Immunotherapy is showing great promise in many cancer tumor types as medical experts continue to expand their studies in the field.
In an interview with CURE, Jason Luke, M.D., assistant professor of medicine, University of Chicago, discussed the biology of immunotherapy, similarities across tumor types, the importance of biomarkers and what still needs to happen in the future.
What are some of the common questions in this field?
In the field of immunotherapeutics, the difference between cancers isn’t really the relevant point – we don’t think. It’s more the difference between the immune system response to cancer. So we have to sort of take a step back and rethink the way we thought about cancer therapeutics in the past.
Shared features across different tumor types can include the things like mutations, which we had commonly thought about, but we tend to think of them in a different way than we did in the past. So instead of being focused specifically on mutations like RAS or BRAF – it’s more the number of mutations than the consequent downstream number of neoantigens generated that different tumor types may or may not have. Then the quality of the baseline immune response in the patient can really dictate how well these drugs can then work.

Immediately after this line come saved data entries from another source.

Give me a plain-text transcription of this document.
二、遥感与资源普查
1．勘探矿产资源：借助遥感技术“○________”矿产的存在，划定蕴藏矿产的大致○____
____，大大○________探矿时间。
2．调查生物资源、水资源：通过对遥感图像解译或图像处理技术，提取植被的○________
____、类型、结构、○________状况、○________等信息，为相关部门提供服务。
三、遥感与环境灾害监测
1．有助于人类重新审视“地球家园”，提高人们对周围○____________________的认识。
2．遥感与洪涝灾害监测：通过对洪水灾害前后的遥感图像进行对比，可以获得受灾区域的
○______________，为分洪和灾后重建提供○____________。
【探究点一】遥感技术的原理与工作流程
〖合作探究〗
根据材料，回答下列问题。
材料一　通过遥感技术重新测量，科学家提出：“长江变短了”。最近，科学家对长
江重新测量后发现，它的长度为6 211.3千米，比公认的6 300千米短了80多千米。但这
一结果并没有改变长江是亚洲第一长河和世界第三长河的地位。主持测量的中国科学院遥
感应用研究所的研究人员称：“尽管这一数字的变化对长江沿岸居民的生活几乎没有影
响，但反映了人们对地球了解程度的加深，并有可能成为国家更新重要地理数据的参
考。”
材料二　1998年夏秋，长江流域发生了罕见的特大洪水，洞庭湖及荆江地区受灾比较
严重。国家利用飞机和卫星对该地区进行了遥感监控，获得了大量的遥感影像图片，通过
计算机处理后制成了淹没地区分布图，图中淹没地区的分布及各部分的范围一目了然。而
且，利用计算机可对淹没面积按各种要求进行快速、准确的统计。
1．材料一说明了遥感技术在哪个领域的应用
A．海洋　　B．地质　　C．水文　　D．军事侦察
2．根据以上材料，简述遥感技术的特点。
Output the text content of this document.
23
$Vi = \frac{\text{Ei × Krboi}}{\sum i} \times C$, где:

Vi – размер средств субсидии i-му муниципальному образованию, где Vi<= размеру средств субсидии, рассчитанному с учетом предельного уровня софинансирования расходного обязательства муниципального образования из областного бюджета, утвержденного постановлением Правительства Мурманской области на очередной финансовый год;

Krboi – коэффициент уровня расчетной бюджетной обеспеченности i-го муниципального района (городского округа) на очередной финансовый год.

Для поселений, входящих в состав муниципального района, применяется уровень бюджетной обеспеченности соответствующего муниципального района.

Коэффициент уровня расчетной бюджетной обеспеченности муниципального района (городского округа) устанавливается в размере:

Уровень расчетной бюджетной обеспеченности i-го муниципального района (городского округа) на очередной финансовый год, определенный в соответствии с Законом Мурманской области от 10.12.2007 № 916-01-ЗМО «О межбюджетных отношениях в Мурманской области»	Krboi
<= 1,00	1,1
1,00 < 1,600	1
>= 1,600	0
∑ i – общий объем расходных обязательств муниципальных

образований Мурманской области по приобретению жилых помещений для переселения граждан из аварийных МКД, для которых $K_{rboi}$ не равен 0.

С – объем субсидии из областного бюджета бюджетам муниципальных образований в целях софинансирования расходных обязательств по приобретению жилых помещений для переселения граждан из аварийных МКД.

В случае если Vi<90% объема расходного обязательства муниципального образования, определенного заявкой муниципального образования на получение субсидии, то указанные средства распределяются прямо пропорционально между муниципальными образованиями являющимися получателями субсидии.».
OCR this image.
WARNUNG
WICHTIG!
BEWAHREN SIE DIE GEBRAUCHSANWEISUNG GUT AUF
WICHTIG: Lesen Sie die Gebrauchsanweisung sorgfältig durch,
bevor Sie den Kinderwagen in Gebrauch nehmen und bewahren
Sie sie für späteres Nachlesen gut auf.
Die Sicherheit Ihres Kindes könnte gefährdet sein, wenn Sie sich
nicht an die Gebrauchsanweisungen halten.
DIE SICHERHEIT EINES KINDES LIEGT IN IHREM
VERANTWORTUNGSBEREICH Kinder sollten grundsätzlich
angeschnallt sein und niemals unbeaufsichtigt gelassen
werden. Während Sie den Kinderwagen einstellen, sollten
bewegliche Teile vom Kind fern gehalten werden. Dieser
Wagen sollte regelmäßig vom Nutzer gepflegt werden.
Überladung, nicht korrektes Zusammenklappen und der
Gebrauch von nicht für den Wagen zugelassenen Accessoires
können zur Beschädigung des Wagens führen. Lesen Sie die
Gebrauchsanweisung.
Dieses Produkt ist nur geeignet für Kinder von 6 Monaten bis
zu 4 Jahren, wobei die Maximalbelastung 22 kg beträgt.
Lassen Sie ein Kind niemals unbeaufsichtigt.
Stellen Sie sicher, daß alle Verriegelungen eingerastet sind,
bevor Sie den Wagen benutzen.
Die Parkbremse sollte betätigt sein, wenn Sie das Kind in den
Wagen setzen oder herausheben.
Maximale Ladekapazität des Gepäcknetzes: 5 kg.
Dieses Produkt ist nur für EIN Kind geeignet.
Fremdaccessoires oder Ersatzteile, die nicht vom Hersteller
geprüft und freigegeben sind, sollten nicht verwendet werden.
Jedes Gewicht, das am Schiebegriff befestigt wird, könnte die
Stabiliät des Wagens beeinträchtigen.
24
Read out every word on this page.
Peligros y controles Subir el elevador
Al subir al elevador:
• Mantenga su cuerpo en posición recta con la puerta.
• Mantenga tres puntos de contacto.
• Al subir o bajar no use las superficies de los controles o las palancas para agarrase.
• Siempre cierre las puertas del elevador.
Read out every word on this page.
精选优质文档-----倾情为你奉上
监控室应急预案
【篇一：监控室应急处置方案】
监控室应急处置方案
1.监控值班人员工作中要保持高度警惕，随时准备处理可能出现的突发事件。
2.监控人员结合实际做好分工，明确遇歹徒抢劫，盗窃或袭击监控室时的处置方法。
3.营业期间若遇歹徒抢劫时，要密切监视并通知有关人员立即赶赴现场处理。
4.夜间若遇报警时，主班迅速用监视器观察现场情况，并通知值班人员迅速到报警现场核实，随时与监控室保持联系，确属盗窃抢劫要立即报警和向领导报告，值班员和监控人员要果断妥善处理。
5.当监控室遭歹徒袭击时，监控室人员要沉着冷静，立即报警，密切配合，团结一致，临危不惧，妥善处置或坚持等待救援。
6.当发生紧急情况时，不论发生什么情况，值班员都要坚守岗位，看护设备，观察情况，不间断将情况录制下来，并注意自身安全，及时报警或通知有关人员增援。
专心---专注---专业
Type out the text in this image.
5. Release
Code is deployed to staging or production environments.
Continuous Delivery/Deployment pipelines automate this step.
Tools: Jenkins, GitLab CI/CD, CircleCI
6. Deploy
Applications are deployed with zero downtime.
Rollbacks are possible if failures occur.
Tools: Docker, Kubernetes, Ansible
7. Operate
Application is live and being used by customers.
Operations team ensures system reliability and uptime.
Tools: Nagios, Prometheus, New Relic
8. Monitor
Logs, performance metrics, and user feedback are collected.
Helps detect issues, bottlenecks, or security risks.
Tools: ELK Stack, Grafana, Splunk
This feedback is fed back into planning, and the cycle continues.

That can be measured a number of different ways – PD-L1 assay, gene expression profiling and detecting the diversity of the T-cell receptor. There are a number of technologies that are evolving that are going to help us understand how to apply immunotherapy more broadly, not so much in a cancer-specific way in terms of disease histologies, but rather in an individual cancer sort of way aiming at the quality of the immune response that they already have at baseline.
Do you think one day, perhaps, we will have immunotherapy to treat almost all tumor types?
Yes. That’s our overriding hope, and I think the future probably won’t be immunotherapy alone for many patients. There seem to be sort of three main phenotypes in patients – one is with a very robust response and they respond well to PD-1 antibodies, those patients who sort of have an intermediate response where you can get some activity and then some patients are like no immune response.
Those patients with immunotherapy on its own probably aren’t going to have much activity. But almost certainly, even in those patients, combining immunotherapy with chemotherapy or targeted therapies or other therapies will enhance the benefit and hopefully generate long-term, potentially cures in some patients.
We see immunotherapy, particularly right now in melanoma and lung cancer, and it’s working really well, but then we look at some other tumor types and there is difficulty. What makes immunotherapy work so well in some situations? Where do we need to go to get it to work in others?
Well, the paradigm really is thinking about what the baseline immune response of the patient is and in some tumors we see, in most patients, a very robust anti-tumor immune response. You mention melanoma and lung cancer, and there are hypotheses out there that part of the reason that those baseline immune responses are so robust is a number of neoantigens or mutations that are different between the cancer and the regular tissue are enough that the immune system will notice that.
Other diseases have less of that. Other diseases also seem to have other specific cancer histologies, and seem to have sort of unique properties that make them immunosuppressive, so pancreas cancer is one of the real tough nuts to crack here; colon cancer has been another one. Microsatellite instability-high colon cancer responds well to immunotherapy, whereas microsatellite stable colon cancer really doesn’t.
We’re only really at the beginning of understanding these molecular differences, and probably between different cancer types, there will be individual issues that we need to overcome to enhance that benefit and bring immunotherapy to patients in each disease.
What do you think will happen or needs to happen within the next five or 10 years?
I think we really have to improve our diagnostics in terms of translational biomarkers and we have to start actually applying them in clinic. So I think it’s really not good enough that we do just PD-L1 screening. We know that that’s not going to tell us exactly who’s going to benefit and who’s not.
We need to start using multiple of these biomarkers and use, what I refer to, as multidimensional analysis to try to figure out what the optimal sequence is. Then we need to start thinking about other ways to use immunotherapy.
Are there other biomarkers being explored?
There are many biomarkers in immunotherapy that are coming forward and so PD-L1 is one, but PD-L1 is only one molecule, so it’s subject to a lot of variability.
We are much more interested in gene expression profiling, looking at a whole host of genes which biologically we would expect in parallel to be up or down that increases the strength of any statistical test quite dramatically.
The mutational load hypothesis is another biomarker that people are trying to get into clinic – meaning could we find cut points where just on a standard assay we could know well there are enough mutations we would expect the immunotherapy would likely work.
Other biomarkers of relevance are the T-cell receptor diversity – meaning does it look like there is a baseline immune response? We need to start doing clinical trials where we get all of this data, so that we can then go back and say, “which of all of these, or if we use two out of three or so on and so forth, is going to give us the greater power to make a difference for an induvial patient?”